How ‘bout some vintage vibes for your Tuesday? Our brand new Dorothea Lange edition is worth writing home about. Pull up to the roadside scene in Mail boxes in Bell County, Texas—an excellent example of what makes this legendary photographer’s work so enduringly compelling, and a deeply symbolic slice of history.
Mail boxes is Lange to the letter. Looking at it, we’re reminded of her out-of-the-box approach to image-making, her distinctive way of combining her roles as artist, documentarian, and custodian of the public good. Shot in 1937 as part of Lange’s ongoing work with the Farm Security Administration (FSA), Mail boxes shows five mailboxes standing vigil on the roadside. Three of the mailboxes were deserted, hollow proxies for the people they no longer served. At the time this photograph was taken, tenant farmers across the country were increasingly being “tractored out”—displaced by landowners replacing multiple resident farmers with a single farmer + tractor. Without a person in sight, Lange’s Mail boxes manages to capture a moment of plight and humbling persistence for the American rural farmer.
Like so much of her work, Mail boxes is a testament to Lange’s ability to marry tremendous artistry and tenacious journalism in equal measure. In this case, a beautifully balanced, engagingly active composition transforms dust-laden inanimate objects into something dynamic. The horizontal planes of the image are divided into relatively equal slices of sky, mailbox, field, and road, keeping the eye tracking up and down. In a modernist move, Lange shot from an unusual angle that gives her subjects a human-like presence. One mailbox faces us open, agape like a mouth on a quizzical visage. If we follow this personification to see where it leads, you might imagine the abandoned mailbox asking what happened to our livelihood?
Today’s Vintage Edition marks our thirteenth Lange release.

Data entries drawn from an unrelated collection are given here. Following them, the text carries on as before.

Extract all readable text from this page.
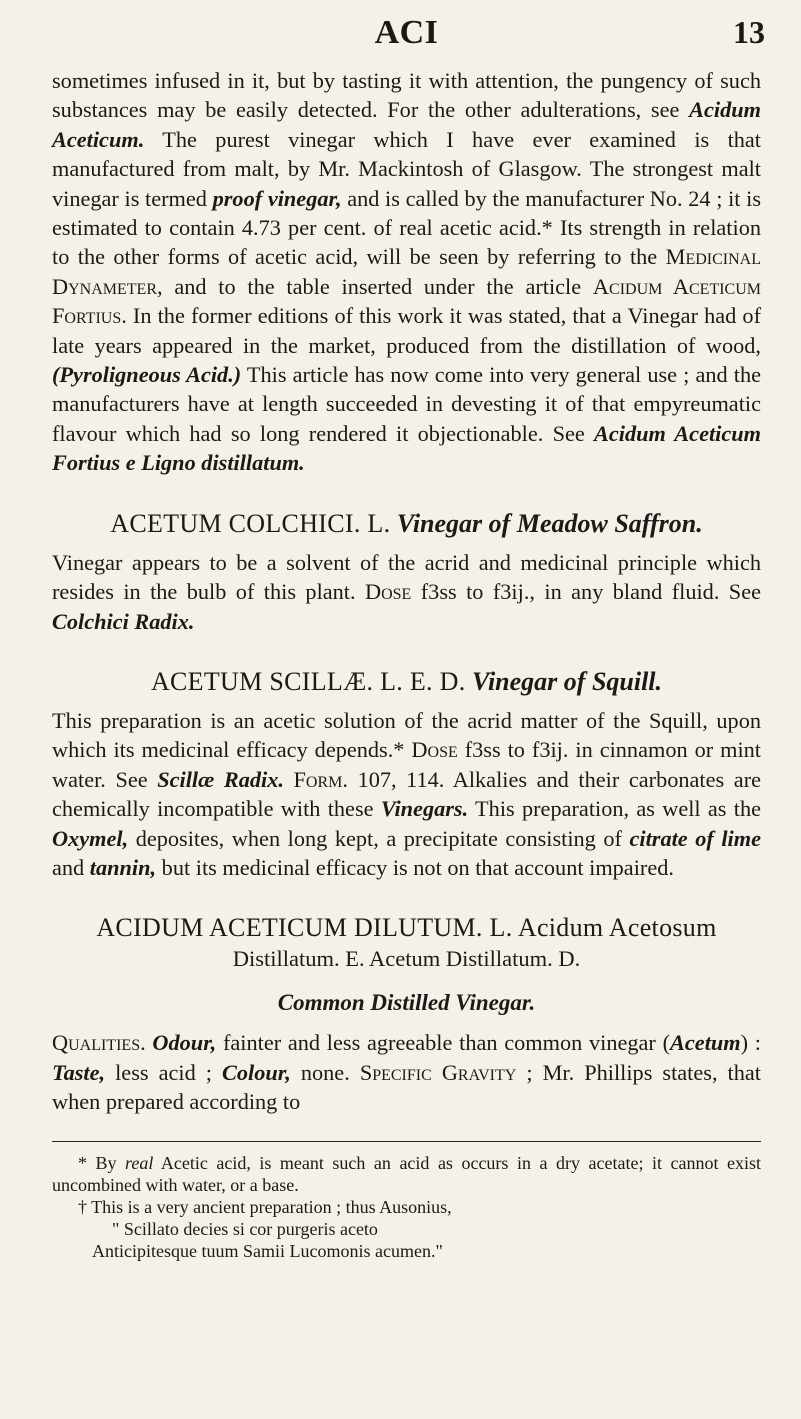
ACI	13

sometimes infused in it, but by tasting it with attention, the pungency of such substances may be easily detected. For the other adulterations, see Acidum Aceticum. The purest vinegar which I have ever examined is that manufactured from malt, by Mr. Mackintosh of Glasgow. The strongest malt vinegar is termed proof vinegar, and is called by the manufacturer No. 24 ; it is estimated to contain 4.73 per cent. of real acetic acid.* Its strength in relation to the other forms of acetic acid, will be seen by referring to the Medicinal Dynameter, and to the table inserted under the article Acidum Aceticum Fortius. In the former editions of this work it was stated, that a Vinegar had of late years appeared in the market, produced from the distillation of wood, (Pyroligneous Acid.) This article has now come into very general use ; and the manufacturers have at length succeeded in devesting it of that empyreumatic flavour which had so long rendered it objectionable. See Acidum Aceticum Fortius e Ligno distillatum.

ACETUM COLCHICI. L. Vinegar of Meadow Saffron.

Vinegar appears to be a solvent of the acrid and medicinal principle which resides in the bulb of this plant. Dose f3ss to f3ij., in any bland fluid. See Colchici Radix.

ACETUM SCILLÆ. L. E. D. Vinegar of Squill.

This preparation is an acetic solution of the acrid matter of the Squill, upon which its medicinal efficacy depends.* Dose f3ss to f3ij. in cinnamon or mint water. See Scillæ Radix. Form. 107, 114. Alkalies and their carbonates are chemically incompatible with these Vinegars. This preparation, as well as the Oxymel, deposites, when long kept, a precipitate consisting of citrate of lime and tannin, but its medicinal efficacy is not on that account impaired.

ACIDUM ACETICUM DILUTUM. L. Acidum Acetosum
Distillatum. E. Acetum Distillatum. D.
Common Distilled Vinegar.

Qualities. Odour, fainter and less agreeable than common vinegar (Acetum) : Taste, less acid ; Colour, none. Specific Gravity ; Mr. Phillips states, that when prepared according to

* By real Acetic acid, is meant such an acid as occurs in a dry acetate; it cannot exist uncombined with water, or a base.

† This is a very ancient preparation ; thus Ausonius,

" Scillato decies si cor purgeris aceto

Anticipitesque tuum Samii Lucomonis acumen."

Getting up-close-and-personal with her photographs over the years has tuned us to so many exceptional things about them, not the least of which is that Lange’s images were (and are!) conduits for empathy, opening eyes and hearts in an endeavor to effect social change. And they surely did—after all, she produced some of the most defining images of Depression-era America on behalf of a government body. Hanging on our gallery wall, Mail boxes of course brings heaps of black & white photo beauty, but it also promises something perhaps even more potent: the policy-informing power of art.